Although you can’t be 100% protected, wearing the right gear can reduce the risk of serious injury if you have an accident.

What to wear

You don't need to spend a fortune to get yourself kitted out. Gear comes styled for every kind of riding, at prices to suit all budgets. If you're not sure about what you need, talk to your Honda dealer. They carry a range of different makes and styles and will be able to advise you on the best gear to suit your needs, and your budget.

Helmet

The law says you must wear a motorcycle helmet whenever you ride.

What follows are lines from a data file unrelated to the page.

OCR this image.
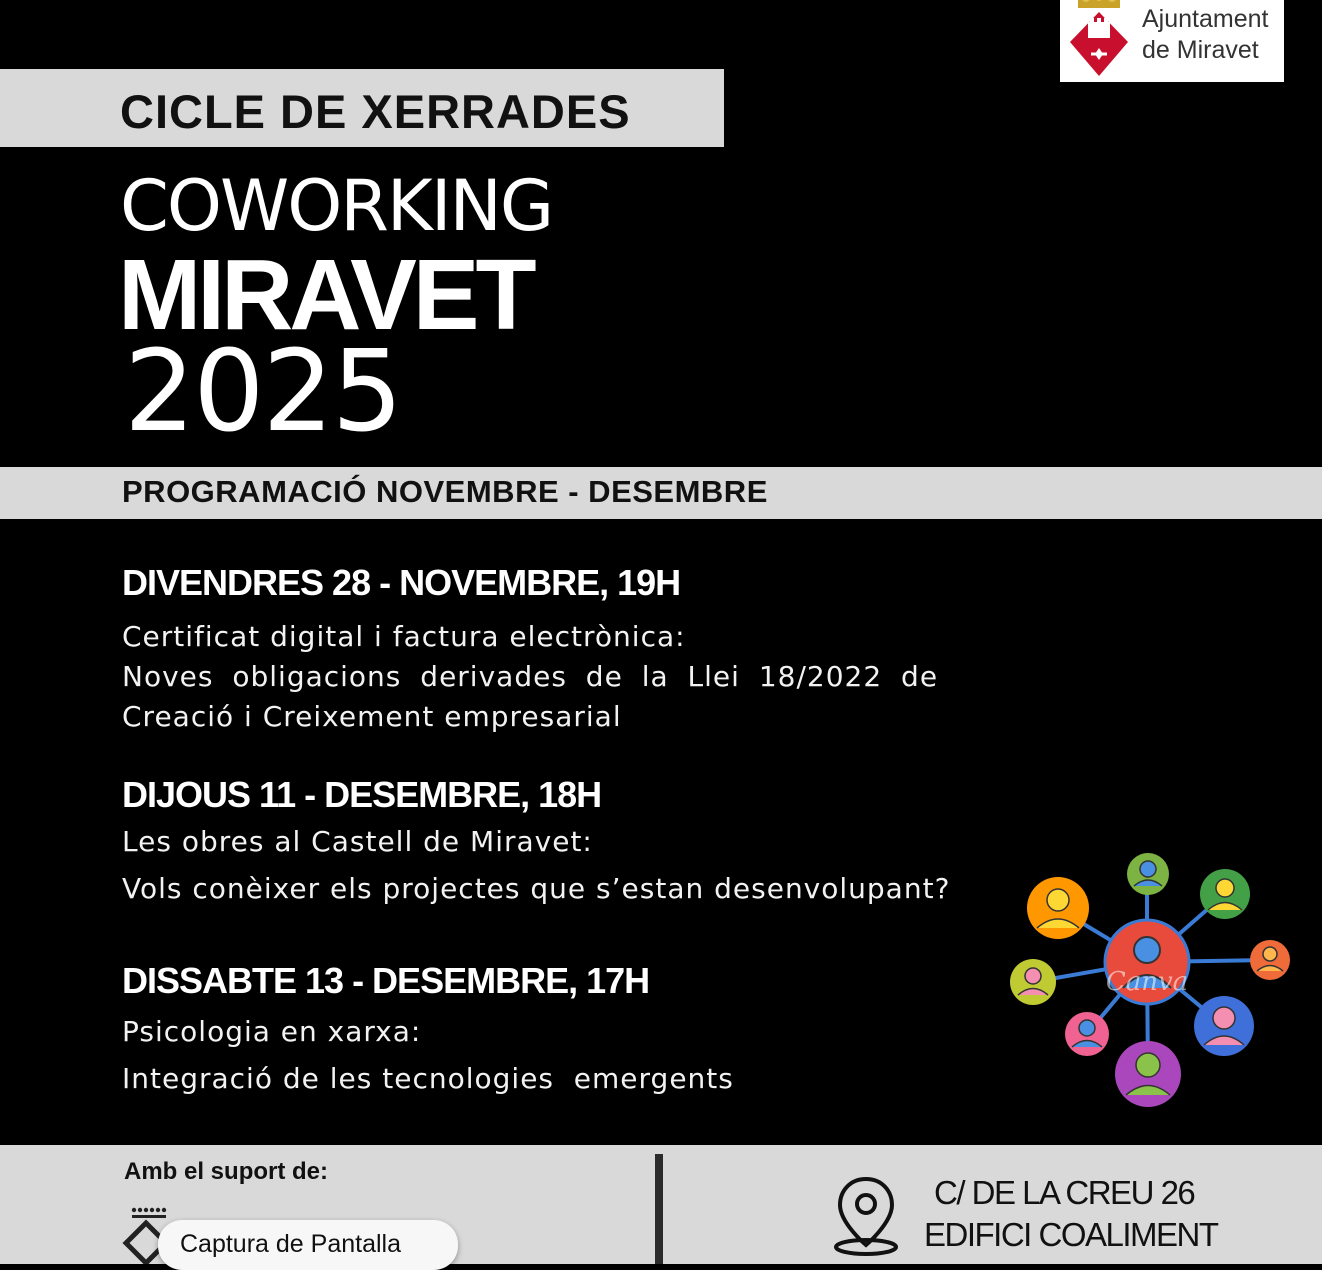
Ajuntament
de Miravet
CICLE DE XERRADES
COWORKING
MIRAVET
2025
PROGRAMACIÓ NOVEMBRE - DESEMBRE
DIVENDRES 28 - NOVEMBRE, 19H
Certificat digital i factura electrònica:
Noves obligacions derivades de la Llei 18/2022 de
Creació i Creixement empresarial
DIJOUS 11 - DESEMBRE, 18H
Les obres al Castell de Miravet:
Vols conèixer els projectes que s’estan desenvolupant?
DISSABTE 13 - DESEMBRE, 17H
Psicologia en xarxa:
Integració de les tecnologies  emergents
Canva
Amb el suport de:
C/ DE LA CREU 26
EDIFICI COALIMENT
Captura de Pantalla
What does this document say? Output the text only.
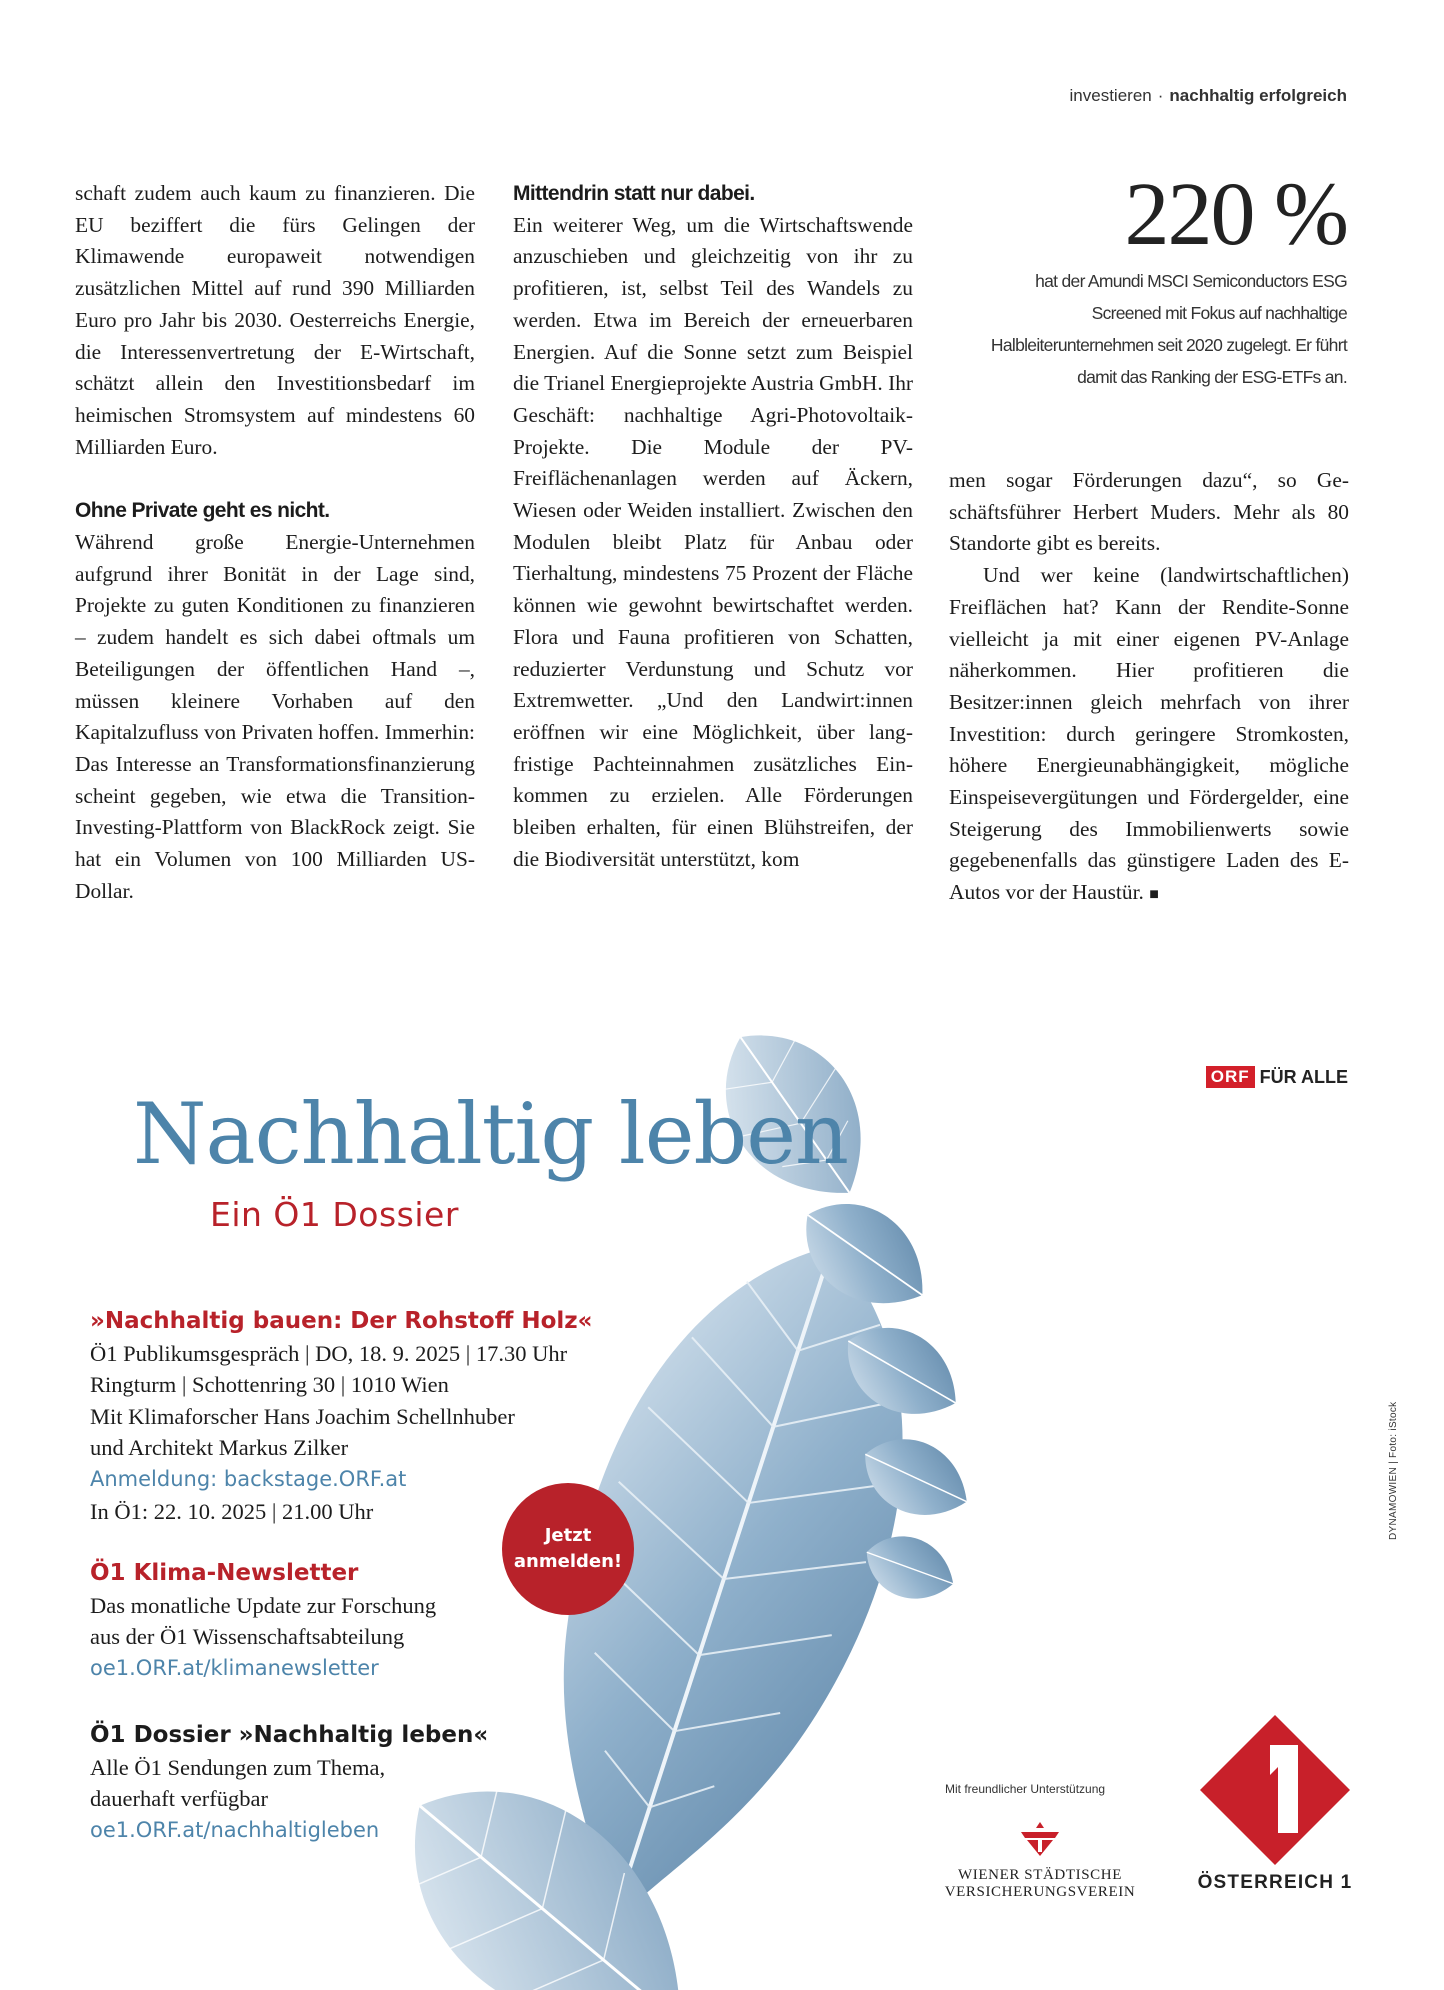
investieren · nachhaltig erfolgreich

schaft zudem auch kaum zu finanzieren. Die EU beziffert die fürs Gelingen der Klimawende europaweit notwendigen zusätzlichen Mittel auf rund 390 Milliarden Euro pro Jahr bis 2030. Oesterreichs Energie, die Interessenvertretung der E-Wirtschaft, schätzt allein den Investitionsbedarf im heimischen Stromsystem auf mindestens 60 Milliarden Euro.

Ohne Private geht es nicht.

Während große Energie-Unternehmen aufgrund ihrer Bonität in der Lage sind, Projekte zu guten Konditionen zu finanzieren – zudem handelt es sich dabei oftmals um Beteiligungen der öffentlichen Hand –, müssen kleinere Vorhaben auf den Kapitalzufluss von Privaten hoffen. Immerhin: Das Interesse an Transformationsfinanzierung scheint gegeben, wie etwa die Transition-Investing-Plattform von BlackRock zeigt. Sie hat ein Volumen von 100 Milliarden US-Dollar.

Mittendrin statt nur dabei.

Ein weiterer Weg, um die Wirtschaftswende anzuschieben und gleichzeitig von ihr zu profitieren, ist, selbst Teil des Wandels zu werden. Etwa im Bereich der erneuerbaren Energien. Auf die Sonne setzt zum Beispiel die Trianel Energieprojekte Austria GmbH. Ihr Geschäft: nachhaltige Agri-Photovoltaik-Projekte. Die Module der PV-Freiflächenanlagen werden auf Äckern, Wiesen oder Weiden installiert. Zwischen den Modulen bleibt Platz für Anbau oder Tierhaltung, mindestens 75 Prozent der Fläche können wie gewohnt bewirtschaftet werden. Flora und Fauna profitieren von Schatten, reduzierter Verdunstung und Schutz vor Extremwetter. „Und den Landwirt:innen eröffnen wir eine Möglichkeit, über langfristige Pachteinnahmen zusätzliches Einkommen zu erzielen. Alle Förderungen bleiben erhalten, für einen Blühstreifen, der die Biodiversität unterstützt, kom

220 %
hat der Amundi MSCI Semiconductors ESG Screened mit Fokus auf nachhaltige Halbleiterunternehmen seit 2020 zugelegt. Er führt damit das Ranking der ESG-ETFs an.

men sogar Förderungen dazu“, so Geschäftsführer Herbert Muders. Mehr als 80 Standorte gibt es bereits.

Und wer keine (landwirtschaftlichen) Freiflächen hat? Kann der Rendite-Sonne vielleicht ja mit einer eigenen PV-Anlage näherkommen. Hier profitieren die Besitzer:innen gleich mehrfach von ihrer Investition: durch geringere Stromkosten, höhere Energieunabhängigkeit, mögliche Einspeisevergütungen und Fördergelder, eine Steigerung des Immobilienwerts sowie gegebenenfalls das günstigere Laden des E-Autos vor der Haustür. ■

ORF FÜR ALLE
Nachhaltig leben
Ein Ö1 Dossier
»Nachhaltig bauen: Der Rohstoff Holz«
Ö1 Publikumsgespräch | DO, 18. 9. 2025 | 17.30 Uhr
Ringturm | Schottenring 30 | 1010 Wien
Mit Klimaforscher Hans Joachim Schellnhuber
und Architekt Markus Zilker
Anmeldung: backstage.ORF.at
In Ö1: 22. 10. 2025 | 21.00 Uhr
Ö1 Klima-Newsletter
Das monatliche Update zur Forschung
aus der Ö1 Wissenschaftsabteilung
oe1.ORF.at/klimanewsletter
Ö1 Dossier »Nachhaltig leben«
Alle Ö1 Sendungen zum Thema,
dauerhaft verfügbar
oe1.ORF.at/nachhaltigleben
Jetzt
anmelden!
DYNAMOWIEN | Foto: iStock
Mit freundlicher Unterstützung
WIENER STÄDTISCHE
VERSICHERUNGSVEREIN	ÖSTERREICH 1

Choosing a helmet that gives you the best protection, safety and comfort is absolutely crucial. All motorcycle helmets manufactured for the European market have to conform to the current ECE 22.05 standard.

When it comes to choosing your helmet, fit is more important than price. A poorly fitting £500 helmet is worse than a £50 product that fits correctly. Always ensure it suits your head size and shape. Your head protection should act as a second skull – with no excessive movement on the head left or right, up or down.

Jacket and trousers

Whether you go for leathers or textiles, jacket and trousers or an all-in-one suit, your clothing has to do many jobs. You want it to keep you warm and dry, but not too warm in the summer. And you want it to protect you if you come off your scooter or motorcycle.

Leather is the traditional material for riding. It's tough and offers good protection against knocks and scrapes, and it wears well. But modern textile garments have come a long way too. They can be waterproof, breathable, reinforced with Kevlar and similar fibres for protection, and as cosy or as cool as you need.

Gloves

Yes, your hands are the first things to get cold, but there's more to good motorcycle gloves than a thermal lining. Remember last time you fell off? Which bit of you met the ground first? Suddenly, a strong glove with a reinforced palm seems like a good idea, doesn’t it? Gloves come in all sorts of styles, colours and sizes, so there's no need to sacrifice style for safety.

Boots

Even on a scooter, it's important to wear boots that will protect your feet and ankles if you come off. If you don't want to wear a serious motorcycle boot, there are plenty of other style options, including casual leather boots and low-rise boots for urban riding.

Be safe, be seen

Finally, remember that many accidents are not caused by the rider, but by another vehicle driver who didn't see the scooter or motorbike until it was too late. A high-visibility or reflective vest, bib or jacket may not protect you much in an accident, but it might help you avoid having one in the first place.